It's never too late to back to school and earn your degree.
That's the implied message Minnesotans and football fans of all kinds are receiving with former Golden Gopher gridiron great Bobby Bell set to graduate from the University of Minnesota on Thursday, 56 years after leaving the university to play professional football.
According to the Star Tribune, Bell, only 13 credits shy of earning a degree in Parks and Recreation, left the university after getting drafted by the Kansas City Chiefs in 1963.
Bell, 74, is a winner. He was an All-American with the Gophers and played in a pair of Rose Bowls while winning the 1960 national championship. In the NFL he won a Super Bowl with the Chiefs. He is a member of both the College Football and Pro Football Hall of Fame.
But all of his football accolades pale in comparison to a college diploma.
"It’s the top of the pyramid, man. This diploma is something they can’t take away. It’s top of the list," he told the Star Tribune.
In an interview with the Pioneer Press last December, Bell explained that it was difficult parlaying his 1960s college education to modern classes that use Microsoft Excel, Word and Powerpoint, among a list of challenging assignments, one of which required a voiceover.
Consider the fact that Bell's original transcript at the U of M was written in pencil, the Pioneer Press notes.
Bell still has a rich relationship with the Chiefs, so he asked one of the team's technical experts to help him with one of his final powerpoint projects.
"I said, 'Ma'am, you got to help me,'" he said. "I went to her office and I did it there. We knocked it out. I think I got an 'A' on it. That was awesome."
Enshrined in 1983, Bell became the first Chief in franchise history to reach the Pro Football Hall of Fame. According to his Hall of Fame biography, former Gophers title-winning coach Murray Warmath described Bell as the “the greatest lineman I have ever seen.”

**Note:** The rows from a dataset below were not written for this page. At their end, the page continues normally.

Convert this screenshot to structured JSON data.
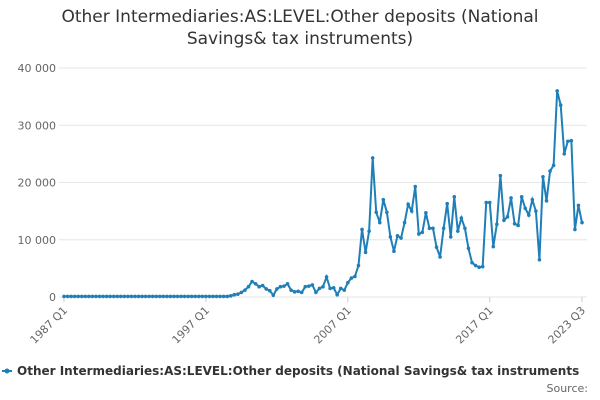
{
  "chart_data": {
    "type": "line",
    "title": "Other Intermediaries:AS:LEVEL:Other deposits (National Savings& tax instruments)",
    "source": "Source:",
    "categories": [
      "1987 Q1",
      null,
      null,
      null,
      null,
      null,
      null,
      null,
      null,
      null,
      null,
      null,
      null,
      null,
      null,
      null,
      null,
      null,
      null,
      null,
      null,
      null,
      null,
      null,
      null,
      null,
      null,
      null,
      null,
      null,
      null,
      null,
      null,
      null,
      null,
      null,
      null,
      null,
      null,
      null,
      "1997 Q1",
      null,
      null,
      null,
      null,
      null,
      null,
      null,
      null,
      null,
      null,
      null,
      null,
      null,
      null,
      null,
      null,
      null,
      null,
      null,
      null,
      null,
      null,
      null,
      null,
      null,
      null,
      null,
      null,
      null,
      null,
      null,
      null,
      null,
      null,
      null,
      null,
      null,
      null,
      null,
      "2007 Q1",
      null,
      null,
      null,
      null,
      null,
      null,
      null,
      null,
      null,
      null,
      null,
      null,
      null,
      null,
      null,
      null,
      null,
      null,
      null,
      null,
      null,
      null,
      null,
      null,
      null,
      null,
      null,
      null,
      null,
      null,
      null,
      null,
      null,
      null,
      null,
      null,
      null,
      null,
      null,
      "2017 Q1",
      null,
      null,
      null,
      null,
      null,
      null,
      null,
      null,
      null,
      null,
      null,
      null,
      null,
      null,
      null,
      null,
      null,
      null,
      null,
      null,
      null,
      null,
      null,
      null,
      null,
      "2023 Q3"
    ],
    "series": [
      {
        "name": "Other Intermediaries:AS:LEVEL:Other deposits (National Savings& tax instruments",
        "color": "#1f7fb8",
        "values": [
          100,
          100,
          100,
          100,
          100,
          100,
          100,
          100,
          100,
          100,
          100,
          100,
          100,
          100,
          100,
          100,
          100,
          100,
          100,
          100,
          100,
          100,
          100,
          100,
          100,
          100,
          100,
          100,
          100,
          100,
          100,
          100,
          100,
          100,
          100,
          100,
          100,
          100,
          100,
          100,
          100,
          100,
          100,
          100,
          100,
          100,
          100,
          200,
          400,
          500,
          800,
          1200,
          1800,
          2700,
          2300,
          1800,
          2000,
          1400,
          1100,
          300,
          1400,
          1800,
          1900,
          2300,
          1200,
          900,
          1000,
          800,
          1800,
          1900,
          2100,
          800,
          1500,
          1800,
          3500,
          1500,
          1600,
          400,
          1500,
          1200,
          2500,
          3300,
          3600,
          5500,
          11800,
          7800,
          11500,
          24300,
          14800,
          13000,
          17000,
          14800,
          10500,
          8000,
          10700,
          10300,
          13000,
          16200,
          15000,
          19300,
          11000,
          11300,
          14700,
          12000,
          12000,
          8700,
          7000,
          12000,
          16300,
          10500,
          17500,
          11500,
          13800,
          12000,
          8500,
          6000,
          5500,
          5200,
          5300,
          16500,
          16500,
          8800,
          12700,
          21200,
          13400,
          14000,
          17300,
          12800,
          12500,
          17500,
          15500,
          14300,
          17000,
          15000,
          6500,
          21000,
          16800,
          22000,
          23000,
          36000,
          33500,
          25000,
          27200,
          27300,
          11800,
          16000,
          13000
        ]
      }
    ],
    "ylim": [
      0,
      40000
    ],
    "yticks": [
      0,
      {
        "value": 10000,
        "label": "10 000"
      },
      {
        "value": 20000,
        "label": "20 000"
      },
      {
        "value": 30000,
        "label": "30 000"
      },
      {
        "value": 40000,
        "label": "40 000"
      }
    ],
    "grid": true
  }
}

The New York Times points out the historical significance of Bell being part of Warmath's 1959 recruiting class – one of the first in the country to feature a number to elite black players.
Bell was so athletically gifted, at 6-foot-4, 220-pounds, that Minnesota's hockey and golf teams wanted him. Bell wound up walking on to the basketball team to become the first black player in school history.